Playing with some rubber bands. Any feedback on this setup. Chaining always seemed like there was too many knots which don't contribute to power and create a weak sspot.braiding just looks messy.


----------



## KawKan (May 11, 2013)

Well, that is a neat looking set up.

Seems like it should send 5/8-inch marbles or 1/2-inch steel downrange with authority.

It will be interesting to hear where this set-up fails: At the pouch, or the tie between the 4 and the 3.

Those office bands are fun to play with!


----------



## Ibojoe (Mar 13, 2016)

It’s what I shot as a teenager. Old school is cool


----------



## Tree Man (Jun 30, 2016)

I'm trying that! Soon as I get some rubber bands.


----------



## SJAaz (Apr 30, 2019)

Interesting concept...

Let us know how it works out in the long run.


----------



## tangolima (Mar 2, 2020)

It does look cool and reminds me of the years long ago when I was a poor kid.
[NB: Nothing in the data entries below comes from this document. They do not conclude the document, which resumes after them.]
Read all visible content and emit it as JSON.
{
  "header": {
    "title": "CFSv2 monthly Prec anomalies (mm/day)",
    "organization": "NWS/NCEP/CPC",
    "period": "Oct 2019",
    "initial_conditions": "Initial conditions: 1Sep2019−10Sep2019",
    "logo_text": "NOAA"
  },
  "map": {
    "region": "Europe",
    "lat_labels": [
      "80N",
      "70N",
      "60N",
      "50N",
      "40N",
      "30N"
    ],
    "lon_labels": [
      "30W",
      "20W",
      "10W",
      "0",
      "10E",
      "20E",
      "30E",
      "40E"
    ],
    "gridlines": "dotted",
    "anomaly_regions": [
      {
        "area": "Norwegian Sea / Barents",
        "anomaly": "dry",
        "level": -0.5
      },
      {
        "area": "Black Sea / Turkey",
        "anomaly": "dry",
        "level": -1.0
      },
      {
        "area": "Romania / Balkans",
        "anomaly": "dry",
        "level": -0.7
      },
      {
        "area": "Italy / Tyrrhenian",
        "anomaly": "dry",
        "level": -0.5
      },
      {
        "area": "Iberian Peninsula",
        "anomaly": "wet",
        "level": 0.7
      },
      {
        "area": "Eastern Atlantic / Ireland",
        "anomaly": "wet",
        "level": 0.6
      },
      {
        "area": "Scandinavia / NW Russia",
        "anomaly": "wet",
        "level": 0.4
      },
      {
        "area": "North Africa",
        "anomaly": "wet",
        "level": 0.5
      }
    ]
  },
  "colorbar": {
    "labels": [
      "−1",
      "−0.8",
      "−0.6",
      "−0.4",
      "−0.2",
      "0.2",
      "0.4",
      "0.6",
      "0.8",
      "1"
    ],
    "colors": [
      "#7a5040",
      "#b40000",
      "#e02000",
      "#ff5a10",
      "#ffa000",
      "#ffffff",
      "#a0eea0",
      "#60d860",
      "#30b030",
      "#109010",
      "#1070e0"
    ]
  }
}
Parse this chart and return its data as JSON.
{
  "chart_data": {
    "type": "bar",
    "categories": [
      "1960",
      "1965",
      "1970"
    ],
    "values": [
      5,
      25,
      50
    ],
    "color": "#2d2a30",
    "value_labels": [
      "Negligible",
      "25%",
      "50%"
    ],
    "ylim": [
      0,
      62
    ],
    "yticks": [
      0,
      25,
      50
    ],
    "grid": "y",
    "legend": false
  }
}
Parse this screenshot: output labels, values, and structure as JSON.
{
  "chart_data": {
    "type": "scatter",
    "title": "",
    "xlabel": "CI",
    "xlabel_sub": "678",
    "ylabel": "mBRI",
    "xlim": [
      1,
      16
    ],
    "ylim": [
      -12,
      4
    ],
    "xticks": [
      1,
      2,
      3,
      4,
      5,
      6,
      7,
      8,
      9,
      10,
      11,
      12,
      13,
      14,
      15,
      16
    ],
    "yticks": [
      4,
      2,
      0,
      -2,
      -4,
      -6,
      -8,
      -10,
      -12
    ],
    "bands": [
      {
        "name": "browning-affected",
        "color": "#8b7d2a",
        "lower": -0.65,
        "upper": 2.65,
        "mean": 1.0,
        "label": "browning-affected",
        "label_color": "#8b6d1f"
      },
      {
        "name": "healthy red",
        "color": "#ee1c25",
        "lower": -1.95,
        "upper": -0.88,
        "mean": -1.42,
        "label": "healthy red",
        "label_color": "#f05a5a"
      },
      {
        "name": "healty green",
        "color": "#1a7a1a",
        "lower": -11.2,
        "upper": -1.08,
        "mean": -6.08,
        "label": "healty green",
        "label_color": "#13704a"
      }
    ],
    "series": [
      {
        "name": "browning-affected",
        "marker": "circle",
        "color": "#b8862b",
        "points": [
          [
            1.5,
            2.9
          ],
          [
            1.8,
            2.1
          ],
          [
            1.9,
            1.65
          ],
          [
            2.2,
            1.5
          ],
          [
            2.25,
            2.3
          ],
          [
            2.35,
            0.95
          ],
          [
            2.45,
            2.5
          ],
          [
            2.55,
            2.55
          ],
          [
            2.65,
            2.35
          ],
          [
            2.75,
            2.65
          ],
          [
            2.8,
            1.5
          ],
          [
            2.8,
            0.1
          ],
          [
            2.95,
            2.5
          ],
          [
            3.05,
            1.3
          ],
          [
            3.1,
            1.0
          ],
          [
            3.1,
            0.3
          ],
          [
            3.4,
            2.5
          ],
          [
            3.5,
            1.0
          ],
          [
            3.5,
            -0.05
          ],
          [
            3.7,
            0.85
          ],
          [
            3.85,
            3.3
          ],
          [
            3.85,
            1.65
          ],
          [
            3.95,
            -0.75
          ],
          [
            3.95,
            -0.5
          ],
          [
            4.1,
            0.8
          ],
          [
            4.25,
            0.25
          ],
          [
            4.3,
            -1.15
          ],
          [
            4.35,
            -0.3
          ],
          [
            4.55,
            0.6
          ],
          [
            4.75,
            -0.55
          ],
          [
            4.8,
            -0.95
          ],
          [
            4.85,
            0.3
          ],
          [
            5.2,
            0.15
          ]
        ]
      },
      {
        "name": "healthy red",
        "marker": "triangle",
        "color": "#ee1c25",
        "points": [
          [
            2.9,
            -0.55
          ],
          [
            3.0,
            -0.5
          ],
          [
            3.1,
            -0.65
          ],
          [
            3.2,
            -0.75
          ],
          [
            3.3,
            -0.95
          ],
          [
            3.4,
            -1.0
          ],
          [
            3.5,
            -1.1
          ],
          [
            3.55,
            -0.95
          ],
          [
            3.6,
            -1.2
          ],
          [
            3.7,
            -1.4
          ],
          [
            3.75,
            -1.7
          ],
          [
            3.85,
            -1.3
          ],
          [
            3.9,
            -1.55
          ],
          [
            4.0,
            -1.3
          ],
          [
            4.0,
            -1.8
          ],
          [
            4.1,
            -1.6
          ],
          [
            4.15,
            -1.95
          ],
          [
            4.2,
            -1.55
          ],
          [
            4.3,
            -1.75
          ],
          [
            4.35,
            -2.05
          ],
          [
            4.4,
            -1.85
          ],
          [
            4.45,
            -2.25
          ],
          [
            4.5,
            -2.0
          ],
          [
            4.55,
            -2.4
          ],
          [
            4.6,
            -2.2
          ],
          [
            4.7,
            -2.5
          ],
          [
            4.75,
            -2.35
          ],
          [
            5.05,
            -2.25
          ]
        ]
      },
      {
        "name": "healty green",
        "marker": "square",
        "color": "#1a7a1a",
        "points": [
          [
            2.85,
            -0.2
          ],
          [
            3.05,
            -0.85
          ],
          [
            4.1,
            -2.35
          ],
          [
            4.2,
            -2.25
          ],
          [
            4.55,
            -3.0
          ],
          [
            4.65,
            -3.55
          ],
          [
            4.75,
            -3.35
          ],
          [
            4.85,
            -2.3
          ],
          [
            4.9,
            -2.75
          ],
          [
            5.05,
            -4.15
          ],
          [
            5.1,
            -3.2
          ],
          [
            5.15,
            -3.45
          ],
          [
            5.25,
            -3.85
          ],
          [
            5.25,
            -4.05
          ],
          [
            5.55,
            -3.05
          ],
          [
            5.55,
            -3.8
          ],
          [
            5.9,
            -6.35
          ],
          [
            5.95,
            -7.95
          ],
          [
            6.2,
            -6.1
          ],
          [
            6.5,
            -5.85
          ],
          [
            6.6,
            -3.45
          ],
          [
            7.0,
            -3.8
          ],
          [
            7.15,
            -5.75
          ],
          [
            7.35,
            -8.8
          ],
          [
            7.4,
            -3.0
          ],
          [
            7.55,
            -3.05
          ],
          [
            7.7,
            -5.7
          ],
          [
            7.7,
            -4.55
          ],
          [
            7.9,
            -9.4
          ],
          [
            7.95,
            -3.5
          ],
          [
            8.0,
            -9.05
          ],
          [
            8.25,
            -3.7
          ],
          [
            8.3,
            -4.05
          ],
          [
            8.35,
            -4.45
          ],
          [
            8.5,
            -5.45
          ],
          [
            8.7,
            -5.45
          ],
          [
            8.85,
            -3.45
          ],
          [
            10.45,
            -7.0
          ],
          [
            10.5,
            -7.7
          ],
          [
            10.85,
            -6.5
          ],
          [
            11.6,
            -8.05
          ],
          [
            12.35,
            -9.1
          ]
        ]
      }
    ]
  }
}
However, I do have concerns about those band loops. If they catch the projectile, they may probably send it back to you with fearful force. I have passed my youth, so only straight and clean bands or tubes. No loops, pockets, or the like.

-TL

Sent from my SM-N960U using Tapatalk


----------



## greenwart (Apr 24, 2020)

Got to shoot it today.it is pretty serious for some rubber bands. First time I shot the snap jaw and had a few fork strikes which I Hadn't had with any of my other slings.Couldn't dial it in with 3/8" steel. It really liked the marbles. It isn't as wide as some of my other slings so it always felt uncomfortable. May need to be 1/2" wider. That is the great thing about making your own you can get the right fit. Might back off on the power. It shattered the plastic catch tub.


----------